Looking west to the bottoms, the Rock City Business Complex emerged from the vast underground caves of a former limestone mine on the fringe of old Valmeyer. What was once a quarry and later a mushroom farm is today home to part of our nation’s official records held by the National Archives, and houses several other growing businesses.

The area experienced a couple of “high water events,” but certainly nothing comparable to the record flood of 1993. And leaders and residents have worked to protect homes and businesses from future flooding.

Another flood 800 miles away – the inundation of New Orleans by Hurricane Katrina in August 2005 – drained the National Flood Insurance Protection budget and changed the rules for communities that depend on this critical insurance – including Monroe County. The Federal Emergency Management Agency, which administers NFIP, threatened entire regions protected by levees with the loss of reduced-cost national flood insurance if they didn’t reinforce, and in many cases rebuild, what were erected as federal levees.

The citizens of Madison, St. Clair and Monroe counties banded together to form the Southwestern Illinois Flood Protection District, and voted to tax themselves with a quarter-cent sales tax to pay the bill to ensure levees provide sufficient protection in the eyes of the federal government. The effort is still moving forward, but large segments of the levees are well on their ways to a restored 100-year level of protection, and are headed back to their original 500-year levels.

The value of the county’s history and rich cultural heritage is also being reinvigorated. Both Columbia and Waterloo are seeing revitalization of their historic downtowns. The Kaskaskia-Cahokia Trail, which began as a path for bison used by Native Americans in the region and eventually became a series of roads, much of which would become Route 3, has been identified and shared by historians with the public. Markers delineate its path across three counties.

This history would be incomplete without recognizing the contributions of Monroe County’s young people.
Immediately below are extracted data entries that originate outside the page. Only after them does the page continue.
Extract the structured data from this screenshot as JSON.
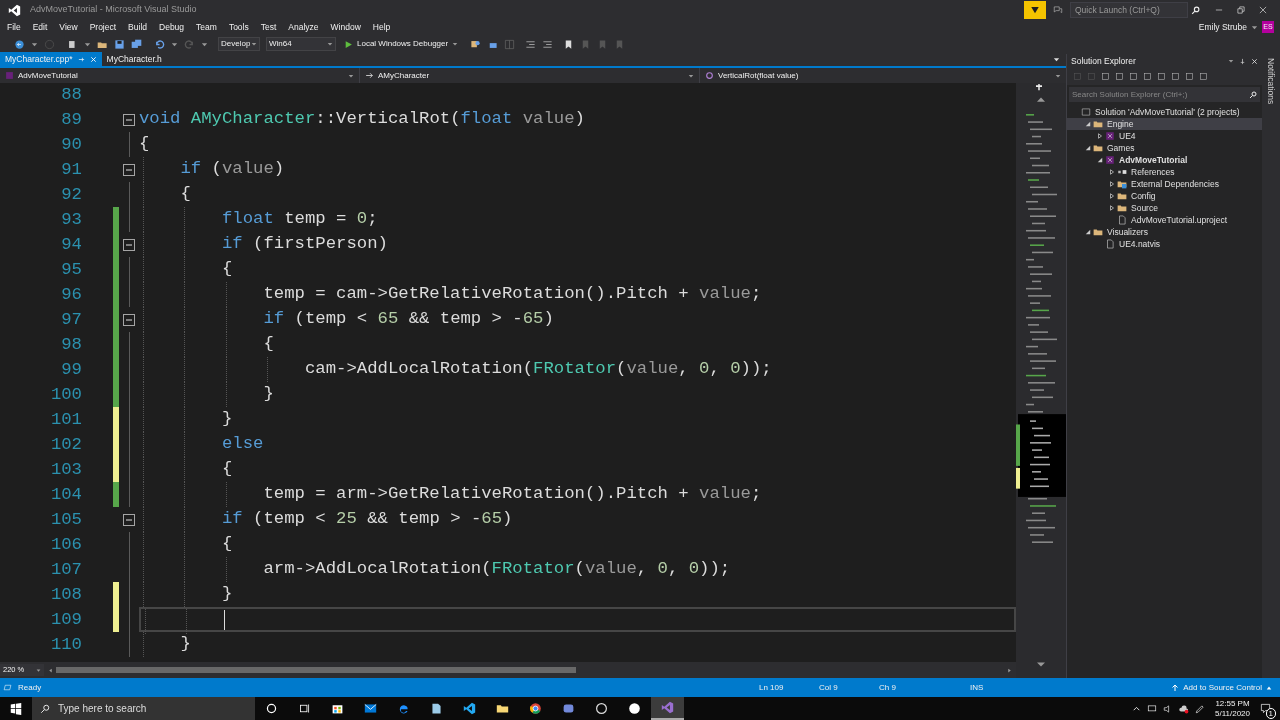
{
  "window": {
    "title": "AdvMoveTutorial - Microsoft Visual Studio"
  },
  "quick_launch": {
    "placeholder": "Quick Launch (Ctrl+Q)"
  },
  "menu": [
    "File",
    "Edit",
    "View",
    "Project",
    "Build",
    "Debug",
    "Team",
    "Tools",
    "Test",
    "Analyze",
    "Window",
    "Help"
  ],
  "account": {
    "name": "Emily Strube",
    "initials": "ES"
  },
  "toolbar": {
    "configuration": "Develop",
    "platform": "Win64",
    "debugger": "Local Windows Debugger"
  },
  "tabs": [
    {
      "label": "MyCharacter.cpp*",
      "selected": true
    },
    {
      "label": "MyCharacter.h",
      "selected": false
    }
  ],
  "navigation": {
    "project": "AdvMoveTutorial",
    "class": "AMyCharacter",
    "member": "VerticalRot(float value)"
  },
  "editor": {
    "zoom": "220 %",
    "lines": [
      {
        "number": "88",
        "fold": false,
        "current": false
      },
      {
        "number": "89",
        "fold": true,
        "current": false,
        "tokens": [
          {
            "kind": "keyword",
            "text": "void"
          },
          {
            "kind": "type",
            "text": " AMyCharacter"
          },
          {
            "kind": "plain",
            "text": "::VerticalRot("
          },
          {
            "kind": "keyword",
            "text": "float"
          },
          {
            "kind": "parameter",
            "text": " value"
          },
          {
            "kind": "plain",
            "text": ")"
          }
        ]
      },
      {
        "number": "90",
        "fold": false,
        "current": false,
        "tokens": [
          {
            "kind": "plain",
            "text": "{"
          }
        ]
      },
      {
        "number": "91",
        "fold": true,
        "current": false,
        "tokens": [
          {
            "kind": "keyword",
            "text": "    if"
          },
          {
            "kind": "plain",
            "text": " ("
          },
          {
            "kind": "parameter",
            "text": "value"
          },
          {
            "kind": "plain",
            "text": ")"
          }
        ]
      },
      {
        "number": "92",
        "fold": false,
        "current": false,
        "tokens": [
          {
            "kind": "plain",
            "text": "    {"
          }
        ]
      },
      {
        "number": "93",
        "fold": false,
        "color": "#57a64a",
        "current": false,
        "tokens": [
          {
            "kind": "keyword",
            "text": "        float"
          },
          {
            "kind": "plain",
            "text": " temp = "
          },
          {
            "kind": "number",
            "text": "0"
          },
          {
            "kind": "plain",
            "text": ";"
          }
        ]
      },
      {
        "number": "94",
        "fold": true,
        "color": "#57a64a",
        "current": false,
        "tokens": [
          {
            "kind": "keyword",
            "text": "        if"
          },
          {
            "kind": "plain",
            "text": " (firstPerson)"
          }
        ]
      },
      {
        "number": "95",
        "fold": false,
        "color": "#57a64a",
        "current": false,
        "tokens": [
          {
            "kind": "plain",
            "text": "        {"
          }
        ]
      },
      {
        "number": "96",
        "fold": false,
        "color": "#57a64a",
        "current": false,
        "tokens": [
          {
            "kind": "plain",
            "text": "            temp = cam->GetRelativeRotation().Pitch + "
          },
          {
            "kind": "parameter",
            "text": "value"
          },
          {
            "kind": "plain",
            "text": ";"
          }
        ]
      },
      {
        "number": "97",
        "fold": true,
        "color": "#57a64a",
        "current": false,
        "tokens": [
          {
            "kind": "keyword",
            "text": "            if"
          },
          {
            "kind": "plain",
            "text": " (temp < "
          },
          {
            "kind": "number",
            "text": "65"
          },
          {
            "kind": "plain",
            "text": " && temp > -"
          },
          {
            "kind": "number",
            "text": "65"
          },
          {
            "kind": "plain",
            "text": ")"
          }
        ]
      },
      {
        "number": "98",
        "fold": false,
        "color": "#57a64a",
        "current": false,
        "tokens": [
          {
            "kind": "plain",
            "text": "            {"
          }
        ]
      },
      {
        "number": "99",
        "fold": false,
        "color": "#57a64a",
        "current": false,
        "tokens": [
          {
            "kind": "plain",
            "text": "                cam->AddLocalRotation("
          },
          {
            "kind": "type",
            "text": "FRotator"
          },
          {
            "kind": "plain",
            "text": "("
          },
          {
            "kind": "parameter",
            "text": "value"
          },
          {
            "kind": "plain",
            "text": ", "
          },
          {
            "kind": "number",
            "text": "0"
          },
          {
            "kind": "plain",
            "text": ", "
          },
          {
            "kind": "number",
            "text": "0"
          },
          {
            "kind": "plain",
            "text": "));"
          }
        ]
      },
      {
        "number": "100",
        "fold": false,
        "color": "#57a64a",
        "current": false,
        "tokens": [
          {
            "kind": "plain",
            "text": "            }"
          }
        ]
      },
      {
        "number": "101",
        "fold": false,
        "color": "#efef91",
        "current": false,
        "tokens": [
          {
            "kind": "plain",
            "text": "        }"
          }
        ]
      },
      {
        "number": "102",
        "fold": false,
        "color": "#efef91",
        "current": false,
        "tokens": [
          {
            "kind": "keyword",
            "text": "        else"
          }
        ]
      },
      {
        "number": "103",
        "fold": false,
        "color": "#efef91",
        "current": false,
        "tokens": [
          {
            "kind": "plain",
            "text": "        {"
          }
        ]
      },
      {
        "number": "104",
        "fold": false,
        "color": "#57a64a",
        "current": false,
        "tokens": [
          {
            "kind": "plain",
            "text": "            temp = arm->GetRelativeRotation().Pitch + "
          },
          {
            "kind": "parameter",
            "text": "value"
          },
          {
            "kind": "plain",
            "text": ";"
          }
        ]
      },
      {
        "number": "105",
        "fold": true,
        "current": false,
        "tokens": [
          {
            "kind": "keyword",
            "text": "        if"
          },
          {
            "kind": "plain",
            "text": " (temp < "
          },
          {
            "kind": "number",
            "text": "25"
          },
          {
            "kind": "plain",
            "text": " && temp > -"
          },
          {
            "kind": "number",
            "text": "65"
          },
          {
            "kind": "plain",
            "text": ")"
          }
        ]
      },
      {
        "number": "106",
        "fold": false,
        "current": false,
        "tokens": [
          {
            "kind": "plain",
            "text": "        {"
          }
        ]
      },
      {
        "number": "107",
        "fold": false,
        "current": false,
        "tokens": [
          {
            "kind": "plain",
            "text": "            arm->AddLocalRotation("
          },
          {
            "kind": "type",
            "text": "FRotator"
          },
          {
            "kind": "plain",
            "text": "("
          },
          {
            "kind": "parameter",
            "text": "value"
          },
          {
            "kind": "plain",
            "text": ", "
          },
          {
            "kind": "number",
            "text": "0"
          },
          {
            "kind": "plain",
            "text": ", "
          },
          {
            "kind": "number",
            "text": "0"
          },
          {
            "kind": "plain",
            "text": "));"
          }
        ]
      },
      {
        "number": "108",
        "fold": false,
        "color": "#efef91",
        "current": false,
        "tokens": [
          {
            "kind": "plain",
            "text": "        }"
          }
        ]
      },
      {
        "number": "109",
        "fold": false,
        "color": "#efef91",
        "current": true
      },
      {
        "number": "110",
        "fold": false,
        "current": false,
        "tokens": [
          {
            "kind": "plain",
            "text": "    }"
          }
        ]
      }
    ]
  },
  "solution_explorer": {
    "title": "Solution Explorer",
    "search": {
      "placeholder": "Search Solution Explorer (Ctrl+;)"
    },
    "tree": [
      {
        "label": "Solution 'AdvMoveTutorial' (2 projects)",
        "kind": "solution",
        "selected": false,
        "children": [
          {
            "label": "Engine",
            "kind": "folder",
            "expanded": true,
            "selected": true,
            "children": [
              {
                "label": "UE4",
                "kind": "project",
                "expanded": false,
                "selected": false
              }
            ]
          },
          {
            "label": "Games",
            "kind": "folder",
            "expanded": true,
            "selected": false,
            "children": [
              {
                "label": "AdvMoveTutorial",
                "kind": "startup-project",
                "expanded": true,
                "selected": false,
                "children": [
                  {
                    "label": "References",
                    "kind": "references",
                    "expanded": false,
                    "selected": false
                  },
                  {
                    "label": "External Dependencies",
                    "kind": "dependencies",
                    "expanded": false,
                    "selected": false
                  },
                  {
                    "label": "Config",
                    "kind": "folder",
                    "expanded": false,
                    "selected": false
                  },
                  {
                    "label": "Source",
                    "kind": "folder",
                    "expanded": false,
                    "selected": false
                  },
                  {
                    "label": "AdvMoveTutorial.uproject",
                    "kind": "file",
                    "selected": false
                  }
                ]
              }
            ]
          },
          {
            "label": "Visualizers",
            "kind": "folder",
            "expanded": true,
            "selected": false,
            "children": [
              {
                "label": "UE4.natvis",
                "kind": "file",
                "selected": false
              }
            ]
          }
        ]
      }
    ]
  },
  "notifications_tab": "Notifications",
  "status_bar": {
    "state": "Ready",
    "line": "Ln 109",
    "col": "Col 9",
    "ch": "Ch 9",
    "mode": "INS",
    "source_control": "Add to Source Control"
  },
  "taskbar": {
    "search": {
      "placeholder": "Type here to search"
    },
    "time": "12:55 PM",
    "date": "5/11/2020",
    "notification_count": "1"
  }
}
Scouting projects, senior service projects and often a simple love of their hometowns sent area teens into oft-neglected areas like cemeteries to honor some of the county’s oldest residents, marking veterans’ graves, cleaning up and, most importantly, remembering.
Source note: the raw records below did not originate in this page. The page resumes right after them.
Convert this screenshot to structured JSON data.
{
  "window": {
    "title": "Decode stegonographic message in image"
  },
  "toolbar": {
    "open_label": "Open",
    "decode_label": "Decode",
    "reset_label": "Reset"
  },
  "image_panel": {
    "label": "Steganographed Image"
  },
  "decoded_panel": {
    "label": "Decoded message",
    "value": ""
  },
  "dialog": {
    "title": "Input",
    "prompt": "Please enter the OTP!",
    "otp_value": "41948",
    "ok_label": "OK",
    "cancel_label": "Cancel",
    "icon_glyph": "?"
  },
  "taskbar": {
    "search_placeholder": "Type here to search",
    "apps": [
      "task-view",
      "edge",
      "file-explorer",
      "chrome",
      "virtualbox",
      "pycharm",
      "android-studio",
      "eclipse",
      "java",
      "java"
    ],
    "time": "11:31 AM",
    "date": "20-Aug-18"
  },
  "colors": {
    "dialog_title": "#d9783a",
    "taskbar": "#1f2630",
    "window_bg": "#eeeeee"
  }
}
This monumental year of celebrations will close out the way it started, with fun and noise, outside the Monroe County Courthouse in Waterloo and at locations around the county with a “Bicentennial Blowout” at 10 a.m. on New Year’s Eve.
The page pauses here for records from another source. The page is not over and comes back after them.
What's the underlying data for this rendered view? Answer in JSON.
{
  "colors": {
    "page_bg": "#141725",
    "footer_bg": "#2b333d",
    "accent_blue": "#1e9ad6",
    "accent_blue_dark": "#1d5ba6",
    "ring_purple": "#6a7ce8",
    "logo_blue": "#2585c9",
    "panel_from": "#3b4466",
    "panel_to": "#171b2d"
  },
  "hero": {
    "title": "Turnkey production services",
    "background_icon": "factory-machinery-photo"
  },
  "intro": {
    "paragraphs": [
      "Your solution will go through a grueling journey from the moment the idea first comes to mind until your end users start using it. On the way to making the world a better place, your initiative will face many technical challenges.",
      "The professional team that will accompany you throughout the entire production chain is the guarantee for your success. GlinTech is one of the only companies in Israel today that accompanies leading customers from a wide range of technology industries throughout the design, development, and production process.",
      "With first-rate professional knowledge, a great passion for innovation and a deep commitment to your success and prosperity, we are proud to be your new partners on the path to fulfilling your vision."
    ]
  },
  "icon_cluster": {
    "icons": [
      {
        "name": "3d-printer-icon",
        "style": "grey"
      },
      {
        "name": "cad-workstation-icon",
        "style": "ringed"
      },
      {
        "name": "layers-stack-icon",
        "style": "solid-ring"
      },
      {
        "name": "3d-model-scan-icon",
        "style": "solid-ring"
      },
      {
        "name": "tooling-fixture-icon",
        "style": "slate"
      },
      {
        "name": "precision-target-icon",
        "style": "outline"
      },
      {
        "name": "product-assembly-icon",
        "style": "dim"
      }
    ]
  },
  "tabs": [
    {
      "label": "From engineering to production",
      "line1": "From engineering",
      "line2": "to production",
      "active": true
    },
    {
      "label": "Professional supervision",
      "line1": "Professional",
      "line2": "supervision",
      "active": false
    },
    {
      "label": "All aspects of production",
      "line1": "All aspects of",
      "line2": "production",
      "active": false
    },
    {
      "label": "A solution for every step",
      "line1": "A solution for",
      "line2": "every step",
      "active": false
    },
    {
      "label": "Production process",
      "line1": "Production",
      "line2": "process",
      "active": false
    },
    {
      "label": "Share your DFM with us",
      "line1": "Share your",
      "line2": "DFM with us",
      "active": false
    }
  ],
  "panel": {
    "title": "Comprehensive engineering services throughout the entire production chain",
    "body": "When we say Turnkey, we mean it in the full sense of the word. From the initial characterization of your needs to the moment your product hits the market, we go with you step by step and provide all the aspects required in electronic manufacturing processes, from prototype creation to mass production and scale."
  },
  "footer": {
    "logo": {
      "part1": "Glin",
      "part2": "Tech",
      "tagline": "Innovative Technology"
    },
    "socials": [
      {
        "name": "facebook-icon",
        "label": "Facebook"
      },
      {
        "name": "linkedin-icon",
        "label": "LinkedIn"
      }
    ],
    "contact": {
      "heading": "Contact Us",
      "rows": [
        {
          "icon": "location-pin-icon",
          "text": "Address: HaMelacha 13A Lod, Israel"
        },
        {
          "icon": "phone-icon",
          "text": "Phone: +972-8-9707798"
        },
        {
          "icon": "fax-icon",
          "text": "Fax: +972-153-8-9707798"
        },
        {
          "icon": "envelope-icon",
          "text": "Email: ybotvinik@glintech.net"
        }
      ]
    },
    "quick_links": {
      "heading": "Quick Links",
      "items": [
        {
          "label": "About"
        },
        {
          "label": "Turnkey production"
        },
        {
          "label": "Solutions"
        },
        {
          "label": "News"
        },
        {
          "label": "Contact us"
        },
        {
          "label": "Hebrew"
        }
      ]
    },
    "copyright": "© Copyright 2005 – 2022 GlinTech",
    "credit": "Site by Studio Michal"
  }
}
Participants are invited to bring everything from bells to bugles, French horns to fox horns, and a limited number of Bicentennial kazoos will be distributed, to join in a raucous rendition of “Auld Lang Syne.”

A few items to commemorate the year remain for purchase in the county clerk’s office, although they are  going fast.

There is also still time to reserve a copy of the two-volume, hard-covered, slip-cased edition of the Bicentennial history book set, “From Tablet to Tablet, Monroe County, Illinois, 1816-2016: 200 Years of History.” This historical treatise will cover some 1,000 pages and will be a valuable record of the two centuries and this year of observances.

See Knobloch to deposit $50 and reserve a copy.

The author would like to offer his appreciation to the many people who assisted him in his journey through the rich and colorful history of Monroe County as he completed this series.

The readers, he is certain, feel the same.

Alan Dooley

Alan is a photojournalist -- he both shoots pictures and writes for the R-T. A 31-year Navy vet, he has lived worldwide, but with his wife Sherry, calls a rambling house south of Waterloo home. Alan counts astronomy as a hobby and is fascinated by just about everything scientific.